My previous post of the link to the Wikpedia entry for Dr. Nourse http://tinyurl.com/yvls7z leads to this explanation that questions the IMDB explanation:
"His novel The Bladerunner lent its name to the Blade Runner movie, but no other aspects of its plot or characters, which were taken from Philip K. Dick's Do Androids Dream of Electric Sheep? In the late 1970s an attempt to adapt The Bladerunner for the screen was made, with Beat Generation author William S. Burroughs commissioned to write a story treatment; no film was ever developed but the story treatment was later published as the novella, Blade Runner (a movie)."
It appears that the title tickled Scott and nothing more - the screen treatment and book of the screenplay post-dates the Scott film.
Posted by: 6.02*10^23 | Jun 24, 2007 11:19:05 AM
Bladerunner sounds like a kid running with a knife. DADOES? as a title conveys the ultimate issue of the book: how human are synthetic humans?
Ellison was given to some very long titles. "I see a man sitting in a chair, and the chair is biting his leg" was a long one - and, "Dogfight on 101" as an example of a short story with a short title by Harlan.
Ubik is a short PDK title and DADOES? is a long one.

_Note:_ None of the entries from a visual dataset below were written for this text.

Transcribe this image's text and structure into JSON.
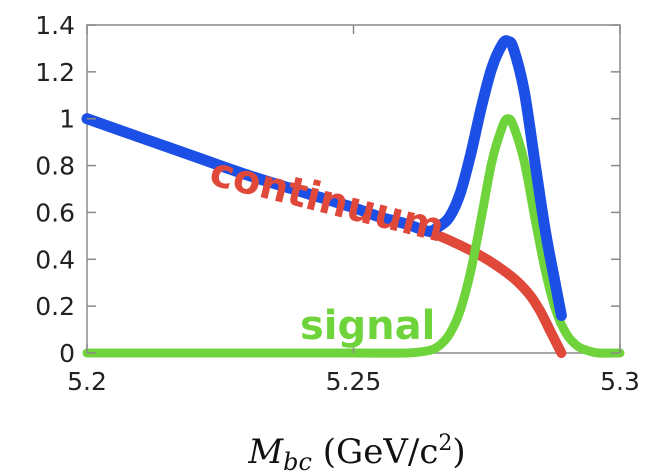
{
  "chart_data": {
    "type": "line",
    "xlabel": {
      "symbol": "M",
      "subscript": "bc",
      "unit_open": " (GeV/c",
      "unit_sup": "2",
      "unit_close": ")"
    },
    "xlim": [
      5.2,
      5.3
    ],
    "ylim": [
      0,
      1.4
    ],
    "x_ticks": [
      {
        "value": 5.2,
        "label": "5.2"
      },
      {
        "value": 5.25,
        "label": "5.25"
      },
      {
        "value": 5.3,
        "label": "5.3"
      }
    ],
    "y_ticks": [
      {
        "value": 0,
        "label": "0"
      },
      {
        "value": 0.2,
        "label": "0.2"
      },
      {
        "value": 0.4,
        "label": "0.4"
      },
      {
        "value": 0.6,
        "label": "0.6"
      },
      {
        "value": 0.8,
        "label": "0.8"
      },
      {
        "value": 1.0,
        "label": "1"
      },
      {
        "value": 1.2,
        "label": "1.2"
      },
      {
        "value": 1.4,
        "label": "1.4"
      }
    ],
    "grid": false,
    "series": [
      {
        "name": "continuum",
        "color": "#e0483a",
        "label_angle": 14,
        "x": [
          5.2,
          5.21,
          5.22,
          5.23,
          5.24,
          5.25,
          5.255,
          5.26,
          5.265,
          5.27,
          5.275,
          5.28,
          5.283,
          5.285,
          5.287,
          5.289
        ],
        "y": [
          1.0,
          0.92,
          0.84,
          0.76,
          0.69,
          0.62,
          0.58,
          0.55,
          0.51,
          0.46,
          0.4,
          0.32,
          0.25,
          0.18,
          0.09,
          0.0
        ]
      },
      {
        "name": "signal",
        "color": "#6fd43c",
        "label_angle": 0,
        "x": [
          5.2,
          5.21,
          5.22,
          5.23,
          5.24,
          5.25,
          5.26,
          5.264,
          5.266,
          5.268,
          5.27,
          5.272,
          5.274,
          5.276,
          5.278,
          5.279,
          5.28,
          5.282,
          5.284,
          5.286,
          5.288,
          5.29,
          5.292,
          5.294,
          5.296,
          5.3
        ],
        "y": [
          0,
          0,
          0,
          0,
          0,
          0,
          0,
          0.01,
          0.03,
          0.08,
          0.18,
          0.35,
          0.58,
          0.82,
          0.97,
          1.0,
          0.97,
          0.82,
          0.58,
          0.35,
          0.18,
          0.08,
          0.03,
          0.01,
          0,
          0
        ]
      },
      {
        "name": "",
        "color": "#1c4fe6",
        "x": [
          5.2,
          5.21,
          5.22,
          5.23,
          5.24,
          5.25,
          5.255,
          5.26,
          5.264,
          5.266,
          5.268,
          5.27,
          5.272,
          5.274,
          5.276,
          5.278,
          5.279,
          5.28,
          5.282,
          5.284,
          5.286,
          5.288,
          5.289
        ],
        "y": [
          1.0,
          0.92,
          0.84,
          0.76,
          0.69,
          0.62,
          0.58,
          0.55,
          0.52,
          0.54,
          0.58,
          0.68,
          0.85,
          1.05,
          1.22,
          1.32,
          1.33,
          1.3,
          1.12,
          0.82,
          0.52,
          0.28,
          0.16
        ]
      }
    ]
  }
}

Posted by: 6.02*10^23 | Jun 24, 2007 11:08:02 AM
Yo Six --
I think technically it wasn't Nourse's title that he took. He took William S. Boroughs' title for a movie treatment of the book, that turned out to be anything but. From what I remember, it was a lot closer (i.e., Nourse's folks were renegade doctors smuggling supplies such as blade, where as WSB's version was about the folks that hunted these folks down and others). So by proxy, he took the title from Nourse, but by content he took Boroughs.
Personally, I kinda like the title. It brings to mind an imperfect unjust sort of future by name alone. Do Androids Dream of Electronic Sheep? That sounds way too retro-future 60s twilight zone, though sometimes these work out (Harlan Ellison's City on the Edge of Forever, the screenplay for one of the best Star Treks, comes to mind as a cheesy but classic titled scifi).
Posted by: clifyt | Jun 24, 2007 8:48:23 AM
"...and the joeheads, arising from cranberry salubrity, advanced, armed with Bamboo Limbo Sets and Grate Grabber Grill Lifters. Clad in Hefty Cinch Sak Clear Large Trash bags, support hose and water skis, they had stared down many such buttocks-colored reredos before..."
I think he had been looking in my closet.
Posted by: Flautist | Jun 23, 2007 10:15:35 PM
One of my favorites. PKD was pretty well into his amphetamines when he wrote this and DADOES? and the paranoia fits our present world all too well.
I never understood why Ridley Scott decided to use the title from an Alan E. Nourse, M.D.'s novel Bladerunner (robotic surgeons) for the screen adaption of DADOES?